Boletus griseiceps

Scientific classification
- Domain: Eukaryota
- Kingdom: Fungi
- Division: Basidiomycota
- Class: Agaricomycetes
- Order: Boletales
- Family: Boletaceae
- Genus: Boletus
- Species: B. griseiceps
- Binomial name: Boletus griseiceps B. Feng, Y.Y. Cui, J.P. Xu & Zhu L. Yan, 2015

= Boletus griseiceps =

- Authority: B. Feng, Y.Y. Cui, J.P. Xu & Zhu L. Yan, 2015

Boletus griseiceps is an edible basidiomycete mushroom, of the genus Boletus in the family Boletaceae. Morphologically similar to Boletus barrowsii and belonging to the porcini group (Boletus sect. Boletus), it was first described in 2015, and is known to be found only in Southeast China.

== Morphology ==

- Cap

The cap is 5 to 11 cm in diameter, applanate; The surface is dry, brownish gray, covered with brownish gray tomentose squamules.
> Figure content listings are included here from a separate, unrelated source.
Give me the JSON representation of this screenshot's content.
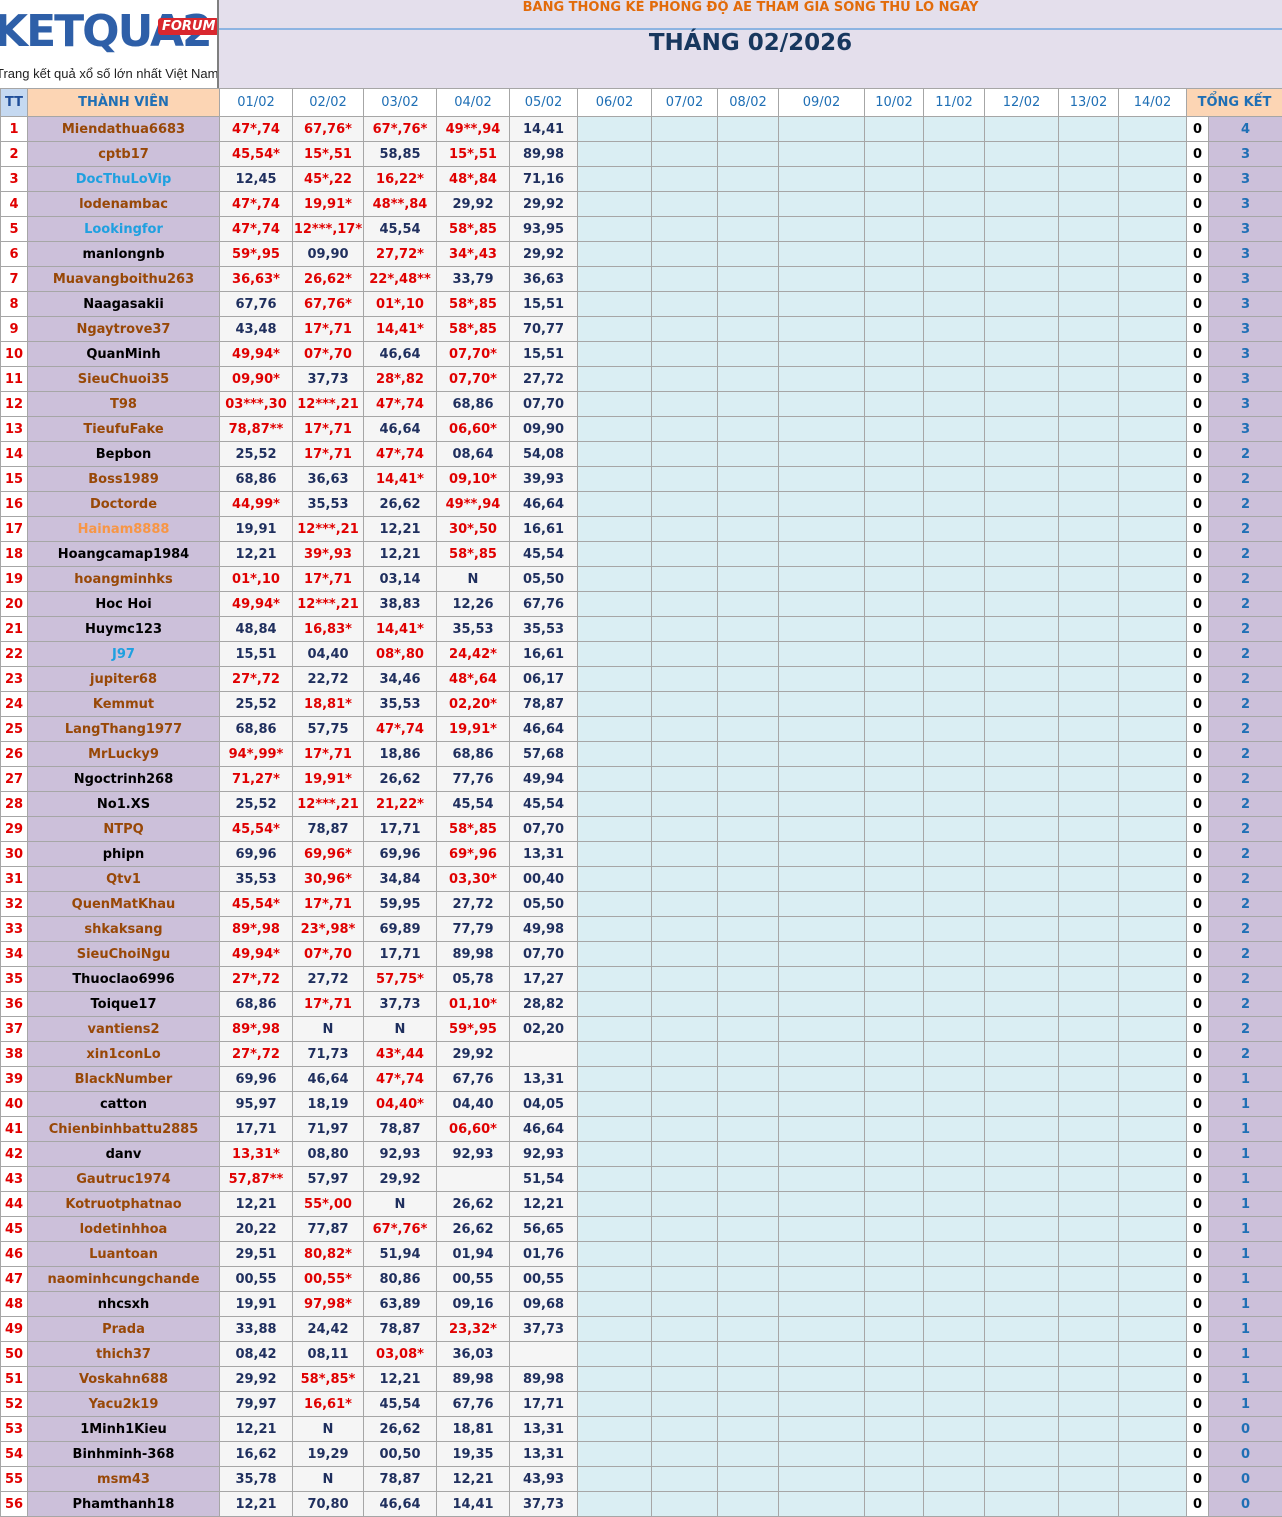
{
  "logo": {
    "name": "KETQUA2",
    "badge": "FORUM",
    "tagline": "Trang kết quả xổ số lớn nhất Việt Nam"
  },
  "header": {
    "title": "BẢNG THỐNG KÊ PHONG ĐỘ AE THAM GIA SONG THỦ LÔ NGÀY",
    "month": "THÁNG 02/2026"
  },
  "table": {
    "columns": {
      "tt": "TT",
      "member": "THÀNH VIÊN",
      "days": [
        "01/02",
        "02/02",
        "03/02",
        "04/02",
        "05/02",
        "06/02",
        "07/02",
        "08/02",
        "09/02",
        "10/02",
        "11/02",
        "12/02",
        "13/02",
        "14/02"
      ],
      "total": "TỔNG KẾT"
    },
    "rows": [
      {
        "tt": 1,
        "name": "Miendathua6683",
        "color": "#984807",
        "days": [
          "47*,74",
          "67,76*",
          "67*,76*",
          "49**,94",
          "14,41"
        ],
        "zero": 0,
        "total": 4
      },
      {
        "tt": 2,
        "name": "cptb17",
        "color": "#984807",
        "days": [
          "45,54*",
          "15*,51",
          "58,85",
          "15*,51",
          "89,98"
        ],
        "zero": 0,
        "total": 3
      },
      {
        "tt": 3,
        "name": "DocThuLoVip",
        "color": "#1fa0e0",
        "days": [
          "12,45",
          "45*,22",
          "16,22*",
          "48*,84",
          "71,16"
        ],
        "zero": 0,
        "total": 3
      },
      {
        "tt": 4,
        "name": "lodenambac",
        "color": "#984807",
        "days": [
          "47*,74",
          "19,91*",
          "48**,84",
          "29,92",
          "29,92"
        ],
        "zero": 0,
        "total": 3
      },
      {
        "tt": 5,
        "name": "Lookingfor",
        "color": "#1fa0e0",
        "days": [
          "47*,74",
          "12***,17*",
          "45,54",
          "58*,85",
          "93,95"
        ],
        "zero": 0,
        "total": 3
      },
      {
        "tt": 6,
        "name": "manlongnb",
        "color": "#000000",
        "days": [
          "59*,95",
          "09,90",
          "27,72*",
          "34*,43",
          "29,92"
        ],
        "zero": 0,
        "total": 3
      },
      {
        "tt": 7,
        "name": "Muavangboithu263",
        "color": "#984807",
        "days": [
          "36,63*",
          "26,62*",
          "22*,48**",
          "33,79",
          "36,63"
        ],
        "zero": 0,
        "total": 3
      },
      {
        "tt": 8,
        "name": "Naagasakii",
        "color": "#000000",
        "days": [
          "67,76",
          "67,76*",
          "01*,10",
          "58*,85",
          "15,51"
        ],
        "zero": 0,
        "total": 3
      },
      {
        "tt": 9,
        "name": "Ngaytrove37",
        "color": "#984807",
        "days": [
          "43,48",
          "17*,71",
          "14,41*",
          "58*,85",
          "70,77"
        ],
        "zero": 0,
        "total": 3
      },
      {
        "tt": 10,
        "name": "QuanMinh",
        "color": "#000000",
        "days": [
          "49,94*",
          "07*,70",
          "46,64",
          "07,70*",
          "15,51"
        ],
        "zero": 0,
        "total": 3
      },
      {
        "tt": 11,
        "name": "SieuChuoi35",
        "color": "#984807",
        "days": [
          "09,90*",
          "37,73",
          "28*,82",
          "07,70*",
          "27,72"
        ],
        "zero": 0,
        "total": 3
      },
      {
        "tt": 12,
        "name": "T98",
        "color": "#984807",
        "days": [
          "03***,30",
          "12***,21",
          "47*,74",
          "68,86",
          "07,70"
        ],
        "zero": 0,
        "total": 3
      },
      {
        "tt": 13,
        "name": "TieufuFake",
        "color": "#984807",
        "days": [
          "78,87**",
          "17*,71",
          "46,64",
          "06,60*",
          "09,90"
        ],
        "zero": 0,
        "total": 3
      },
      {
        "tt": 14,
        "name": "Bepbon",
        "color": "#000000",
        "days": [
          "25,52",
          "17*,71",
          "47*,74",
          "08,64",
          "54,08"
        ],
        "zero": 0,
        "total": 2
      },
      {
        "tt": 15,
        "name": "Boss1989",
        "color": "#984807",
        "days": [
          "68,86",
          "36,63",
          "14,41*",
          "09,10*",
          "39,93"
        ],
        "zero": 0,
        "total": 2
      },
      {
        "tt": 16,
        "name": "Doctorde",
        "color": "#984807",
        "days": [
          "44,99*",
          "35,53",
          "26,62",
          "49**,94",
          "46,64"
        ],
        "zero": 0,
        "total": 2
      },
      {
        "tt": 17,
        "name": "Hainam8888",
        "color": "#f79646",
        "days": [
          "19,91",
          "12***,21",
          "12,21",
          "30*,50",
          "16,61"
        ],
        "zero": 0,
        "total": 2
      },
      {
        "tt": 18,
        "name": "Hoangcamap1984",
        "color": "#000000",
        "days": [
          "12,21",
          "39*,93",
          "12,21",
          "58*,85",
          "45,54"
        ],
        "zero": 0,
        "total": 2
      },
      {
        "tt": 19,
        "name": "hoangminhks",
        "color": "#984807",
        "days": [
          "01*,10",
          "17*,71",
          "03,14",
          "N",
          "05,50"
        ],
        "zero": 0,
        "total": 2
      },
      {
        "tt": 20,
        "name": "Hoc Hoi",
        "color": "#000000",
        "days": [
          "49,94*",
          "12***,21",
          "38,83",
          "12,26",
          "67,76"
        ],
        "zero": 0,
        "total": 2
      },
      {
        "tt": 21,
        "name": "Huymc123",
        "color": "#000000",
        "days": [
          "48,84",
          "16,83*",
          "14,41*",
          "35,53",
          "35,53"
        ],
        "zero": 0,
        "total": 2
      },
      {
        "tt": 22,
        "name": "J97",
        "color": "#1fa0e0",
        "days": [
          "15,51",
          "04,40",
          "08*,80",
          "24,42*",
          "16,61"
        ],
        "zero": 0,
        "total": 2
      },
      {
        "tt": 23,
        "name": "jupiter68",
        "color": "#984807",
        "days": [
          "27*,72",
          "22,72",
          "34,46",
          "48*,64",
          "06,17"
        ],
        "zero": 0,
        "total": 2
      },
      {
        "tt": 24,
        "name": "Kemmut",
        "color": "#984807",
        "days": [
          "25,52",
          "18,81*",
          "35,53",
          "02,20*",
          "78,87"
        ],
        "zero": 0,
        "total": 2
      },
      {
        "tt": 25,
        "name": "LangThang1977",
        "color": "#984807",
        "days": [
          "68,86",
          "57,75",
          "47*,74",
          "19,91*",
          "46,64"
        ],
        "zero": 0,
        "total": 2
      },
      {
        "tt": 26,
        "name": "MrLucky9",
        "color": "#984807",
        "days": [
          "94*,99*",
          "17*,71",
          "18,86",
          "68,86",
          "57,68"
        ],
        "zero": 0,
        "total": 2
      },
      {
        "tt": 27,
        "name": "Ngoctrinh268",
        "color": "#000000",
        "days": [
          "71,27*",
          "19,91*",
          "26,62",
          "77,76",
          "49,94"
        ],
        "zero": 0,
        "total": 2
      },
      {
        "tt": 28,
        "name": "No1.XS",
        "color": "#000000",
        "days": [
          "25,52",
          "12***,21",
          "21,22*",
          "45,54",
          "45,54"
        ],
        "zero": 0,
        "total": 2
      },
      {
        "tt": 29,
        "name": "NTPQ",
        "color": "#984807",
        "days": [
          "45,54*",
          "78,87",
          "17,71",
          "58*,85",
          "07,70"
        ],
        "zero": 0,
        "total": 2
      },
      {
        "tt": 30,
        "name": "phipn",
        "color": "#000000",
        "days": [
          "69,96",
          "69,96*",
          "69,96",
          "69*,96",
          "13,31"
        ],
        "zero": 0,
        "total": 2
      },
      {
        "tt": 31,
        "name": "Qtv1",
        "color": "#984807",
        "days": [
          "35,53",
          "30,96*",
          "34,84",
          "03,30*",
          "00,40"
        ],
        "zero": 0,
        "total": 2
      },
      {
        "tt": 32,
        "name": "QuenMatKhau",
        "color": "#984807",
        "days": [
          "45,54*",
          "17*,71",
          "59,95",
          "27,72",
          "05,50"
        ],
        "zero": 0,
        "total": 2
      },
      {
        "tt": 33,
        "name": "shkaksang",
        "color": "#984807",
        "days": [
          "89*,98",
          "23*,98*",
          "69,89",
          "77,79",
          "49,98"
        ],
        "zero": 0,
        "total": 2
      },
      {
        "tt": 34,
        "name": "SieuChoiNgu",
        "color": "#984807",
        "days": [
          "49,94*",
          "07*,70",
          "17,71",
          "89,98",
          "07,70"
        ],
        "zero": 0,
        "total": 2
      },
      {
        "tt": 35,
        "name": "Thuoclao6996",
        "color": "#000000",
        "days": [
          "27*,72",
          "27,72",
          "57,75*",
          "05,78",
          "17,27"
        ],
        "zero": 0,
        "total": 2
      },
      {
        "tt": 36,
        "name": "Toique17",
        "color": "#000000",
        "days": [
          "68,86",
          "17*,71",
          "37,73",
          "01,10*",
          "28,82"
        ],
        "zero": 0,
        "total": 2
      },
      {
        "tt": 37,
        "name": "vantiens2",
        "color": "#984807",
        "days": [
          "89*,98",
          "N",
          "N",
          "59*,95",
          "02,20"
        ],
        "zero": 0,
        "total": 2
      },
      {
        "tt": 38,
        "name": "xin1conLo",
        "color": "#984807",
        "days": [
          "27*,72",
          "71,73",
          "43*,44",
          "29,92",
          null
        ],
        "zero": 0,
        "total": 2
      },
      {
        "tt": 39,
        "name": "BlackNumber",
        "color": "#984807",
        "days": [
          "69,96",
          "46,64",
          "47*,74",
          "67,76",
          "13,31"
        ],
        "zero": 0,
        "total": 1
      },
      {
        "tt": 40,
        "name": "catton",
        "color": "#000000",
        "days": [
          "95,97",
          "18,19",
          "04,40*",
          "04,40",
          "04,05"
        ],
        "zero": 0,
        "total": 1
      },
      {
        "tt": 41,
        "name": "Chienbinhbattu2885",
        "color": "#984807",
        "days": [
          "17,71",
          "71,97",
          "78,87",
          "06,60*",
          "46,64"
        ],
        "zero": 0,
        "total": 1
      },
      {
        "tt": 42,
        "name": "danv",
        "color": "#000000",
        "days": [
          "13,31*",
          "08,80",
          "92,93",
          "92,93",
          "92,93"
        ],
        "zero": 0,
        "total": 1
      },
      {
        "tt": 43,
        "name": "Gautruc1974",
        "color": "#984807",
        "days": [
          "57,87**",
          "57,97",
          "29,92",
          null,
          "51,54"
        ],
        "zero": 0,
        "total": 1
      },
      {
        "tt": 44,
        "name": "Kotruotphatnao",
        "color": "#984807",
        "days": [
          "12,21",
          "55*,00",
          "N",
          "26,62",
          "12,21"
        ],
        "zero": 0,
        "total": 1
      },
      {
        "tt": 45,
        "name": "lodetinhhoa",
        "color": "#984807",
        "days": [
          "20,22",
          "77,87",
          "67*,76*",
          "26,62",
          "56,65"
        ],
        "zero": 0,
        "total": 1
      },
      {
        "tt": 46,
        "name": "Luantoan",
        "color": "#984807",
        "days": [
          "29,51",
          "80,82*",
          "51,94",
          "01,94",
          "01,76"
        ],
        "zero": 0,
        "total": 1
      },
      {
        "tt": 47,
        "name": "naominhcungchande",
        "color": "#984807",
        "days": [
          "00,55",
          "00,55*",
          "80,86",
          "00,55",
          "00,55"
        ],
        "zero": 0,
        "total": 1
      },
      {
        "tt": 48,
        "name": "nhcsxh",
        "color": "#000000",
        "days": [
          "19,91",
          "97,98*",
          "63,89",
          "09,16",
          "09,68"
        ],
        "zero": 0,
        "total": 1
      },
      {
        "tt": 49,
        "name": "Prada",
        "color": "#984807",
        "days": [
          "33,88",
          "24,42",
          "78,87",
          "23,32*",
          "37,73"
        ],
        "zero": 0,
        "total": 1
      },
      {
        "tt": 50,
        "name": "thich37",
        "color": "#984807",
        "days": [
          "08,42",
          "08,11",
          "03,08*",
          "36,03",
          null
        ],
        "zero": 0,
        "total": 1
      },
      {
        "tt": 51,
        "name": "Voskahn688",
        "color": "#984807",
        "days": [
          "29,92",
          "58*,85*",
          "12,21",
          "89,98",
          "89,98"
        ],
        "zero": 0,
        "total": 1
      },
      {
        "tt": 52,
        "name": "Yacu2k19",
        "color": "#984807",
        "days": [
          "79,97",
          "16,61*",
          "45,54",
          "67,76",
          "17,71"
        ],
        "zero": 0,
        "total": 1
      },
      {
        "tt": 53,
        "name": "1Minh1Kieu",
        "color": "#000000",
        "days": [
          "12,21",
          "N",
          "26,62",
          "18,81",
          "13,31"
        ],
        "zero": 0,
        "total": 0
      },
      {
        "tt": 54,
        "name": "Binhminh-368",
        "color": "#000000",
        "days": [
          "16,62",
          "19,29",
          "00,50",
          "19,35",
          "13,31"
        ],
        "zero": 0,
        "total": 0
      },
      {
        "tt": 55,
        "name": "msm43",
        "color": "#984807",
        "days": [
          "35,78",
          "N",
          "78,87",
          "12,21",
          "43,93"
        ],
        "zero": 0,
        "total": 0
      },
      {
        "tt": 56,
        "name": "Phamthanh18",
        "color": "#000000",
        "days": [
          "12,21",
          "70,80",
          "46,64",
          "14,41",
          "37,73"
        ],
        "zero": 0,
        "total": 0
      }
    ]
  }
}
The flesh is white and does not turn blue when bruised.

- Pores

The pores are stuffed with white when young, becoming grayish to brownish, unchanged when bruised.

- Stipe

From 9 to 10 cm long; 1.5–2.3 cm thick; clavate to subcylindrical shape; colored pale gray to pale yellowish; reticulated.

- Spores

Ellipsoid to ovoid, 7–9 x 4–6 μm.

== Habitat and distribution ==
Solitary or gregarious in the Fagaceae forests in Southeast China.